A friend, Gardar Sverrisson, said he died of kidney failure…

Fischer received a record purse of $250,000 at Reykjavik, thanks in part to his threatened walkouts and outspoken demands. He also transformed a genteel game, and soon membership in the U.S. Chess Federation nearly tripled.

Reykjavik was the pinnacle of Fischer’s career. From then on, his eccentricities overwhelmed his brilliance. In 1975, he lost his title by default, refusing to defend it against Anatoly Karpov after a dispute over match rules.

After he moved to South Pasadena, Calif., shortly after the Spassky match, Fischer sightings became rare and often under bizarre circumstances.
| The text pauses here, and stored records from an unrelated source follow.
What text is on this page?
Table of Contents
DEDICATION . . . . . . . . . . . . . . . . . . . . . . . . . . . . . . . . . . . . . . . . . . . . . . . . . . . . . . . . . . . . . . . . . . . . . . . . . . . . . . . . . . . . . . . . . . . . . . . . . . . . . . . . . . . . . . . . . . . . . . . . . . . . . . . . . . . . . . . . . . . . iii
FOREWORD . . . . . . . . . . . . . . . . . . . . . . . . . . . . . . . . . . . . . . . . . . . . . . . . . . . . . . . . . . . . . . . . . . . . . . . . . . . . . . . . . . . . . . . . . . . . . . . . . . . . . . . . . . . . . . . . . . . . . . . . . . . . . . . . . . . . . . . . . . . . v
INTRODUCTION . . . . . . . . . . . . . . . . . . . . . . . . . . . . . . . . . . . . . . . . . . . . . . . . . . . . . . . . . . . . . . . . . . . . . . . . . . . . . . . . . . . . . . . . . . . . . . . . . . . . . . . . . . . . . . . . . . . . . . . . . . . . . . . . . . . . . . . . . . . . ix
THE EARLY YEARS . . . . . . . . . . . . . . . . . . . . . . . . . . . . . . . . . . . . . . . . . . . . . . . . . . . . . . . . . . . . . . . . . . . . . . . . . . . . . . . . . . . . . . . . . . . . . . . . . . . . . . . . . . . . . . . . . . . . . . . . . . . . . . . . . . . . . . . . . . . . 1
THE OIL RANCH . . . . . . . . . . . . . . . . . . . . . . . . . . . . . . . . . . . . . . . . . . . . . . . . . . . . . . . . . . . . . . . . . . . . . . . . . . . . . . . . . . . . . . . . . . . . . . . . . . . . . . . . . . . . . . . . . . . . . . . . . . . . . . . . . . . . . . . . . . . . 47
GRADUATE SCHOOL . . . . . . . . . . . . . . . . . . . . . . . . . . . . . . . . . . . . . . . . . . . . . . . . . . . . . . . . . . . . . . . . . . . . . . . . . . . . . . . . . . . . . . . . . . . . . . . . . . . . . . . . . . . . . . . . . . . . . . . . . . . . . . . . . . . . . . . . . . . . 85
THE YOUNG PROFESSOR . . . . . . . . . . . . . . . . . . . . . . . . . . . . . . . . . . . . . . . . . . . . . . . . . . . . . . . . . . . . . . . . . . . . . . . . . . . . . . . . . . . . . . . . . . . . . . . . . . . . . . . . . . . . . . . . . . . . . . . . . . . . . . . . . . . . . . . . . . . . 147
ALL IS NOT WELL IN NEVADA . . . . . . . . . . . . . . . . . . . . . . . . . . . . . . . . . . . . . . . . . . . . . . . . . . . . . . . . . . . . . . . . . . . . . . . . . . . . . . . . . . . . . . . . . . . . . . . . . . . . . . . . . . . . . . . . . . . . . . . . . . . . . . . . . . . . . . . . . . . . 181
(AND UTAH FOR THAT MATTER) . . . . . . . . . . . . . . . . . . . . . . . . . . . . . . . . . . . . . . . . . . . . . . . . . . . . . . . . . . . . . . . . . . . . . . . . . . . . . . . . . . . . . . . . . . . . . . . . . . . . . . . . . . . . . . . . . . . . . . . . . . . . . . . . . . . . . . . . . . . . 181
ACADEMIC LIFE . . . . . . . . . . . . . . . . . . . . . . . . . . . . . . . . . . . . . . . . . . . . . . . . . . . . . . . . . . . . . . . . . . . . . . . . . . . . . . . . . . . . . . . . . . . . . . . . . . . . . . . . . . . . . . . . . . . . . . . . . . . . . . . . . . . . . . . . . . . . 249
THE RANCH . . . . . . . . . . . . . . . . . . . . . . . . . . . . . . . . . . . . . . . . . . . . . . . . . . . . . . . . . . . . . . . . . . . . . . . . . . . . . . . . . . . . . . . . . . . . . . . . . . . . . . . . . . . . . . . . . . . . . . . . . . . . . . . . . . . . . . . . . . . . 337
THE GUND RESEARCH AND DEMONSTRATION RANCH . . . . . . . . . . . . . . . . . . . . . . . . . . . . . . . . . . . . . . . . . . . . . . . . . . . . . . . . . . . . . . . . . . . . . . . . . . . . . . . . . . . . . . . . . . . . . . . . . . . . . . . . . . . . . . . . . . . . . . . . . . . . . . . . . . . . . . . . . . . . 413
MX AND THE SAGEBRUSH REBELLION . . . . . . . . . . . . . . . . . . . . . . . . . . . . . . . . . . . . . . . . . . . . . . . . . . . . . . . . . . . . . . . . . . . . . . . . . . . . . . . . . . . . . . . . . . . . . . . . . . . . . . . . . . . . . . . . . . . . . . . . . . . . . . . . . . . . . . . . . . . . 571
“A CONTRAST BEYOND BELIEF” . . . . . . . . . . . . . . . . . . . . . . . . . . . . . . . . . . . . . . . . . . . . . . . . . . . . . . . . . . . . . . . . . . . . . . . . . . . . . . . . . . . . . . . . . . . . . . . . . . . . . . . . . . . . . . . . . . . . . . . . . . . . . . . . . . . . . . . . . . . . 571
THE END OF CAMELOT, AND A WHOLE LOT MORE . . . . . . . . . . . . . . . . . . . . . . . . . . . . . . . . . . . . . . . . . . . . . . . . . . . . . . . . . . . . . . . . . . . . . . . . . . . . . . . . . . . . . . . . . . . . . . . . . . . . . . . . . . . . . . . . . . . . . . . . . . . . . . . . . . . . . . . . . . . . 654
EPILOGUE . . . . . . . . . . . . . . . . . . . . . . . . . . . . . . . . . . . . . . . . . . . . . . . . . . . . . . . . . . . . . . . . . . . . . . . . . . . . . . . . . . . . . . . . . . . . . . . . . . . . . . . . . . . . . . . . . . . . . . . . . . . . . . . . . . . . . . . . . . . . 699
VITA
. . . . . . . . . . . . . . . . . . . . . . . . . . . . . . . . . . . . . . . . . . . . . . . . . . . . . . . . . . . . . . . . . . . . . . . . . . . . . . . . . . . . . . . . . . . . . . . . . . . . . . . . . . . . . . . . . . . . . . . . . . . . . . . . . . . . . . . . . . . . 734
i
In 1981, he was arrested in Pasadena by mistake on suspicion of bank robbery, which prompted him to publish the pamphlet “I Was Tortured in the Pasadena Jailhouse.”

He gave $90,000 of his world-championship winnings to the Pasadena-based Worldwide Church of God, a fundamentalist denomination whose founder, Herbert W. Armstrong…

Wikipedia had a slightly different version of the amount:

In late 1963, Fischer began tithing to the church. According to Fischer, he lived a bifurcated life, with a rational chess component and an enthusiastic religious component. Fischer gave the Worldwide Church of God $61,200 of his world championship prize money.

It was never clear to me if Bobby Fischer was truly a member of the Church of God or not (a long time member told me that she was fairly sure that he never was, though she was not 100% positive)–his interest seemed to ebb and flow.  In 1975/6 he went completely off on his own and disassociated himself from the Worldwide Church of God and did not come back.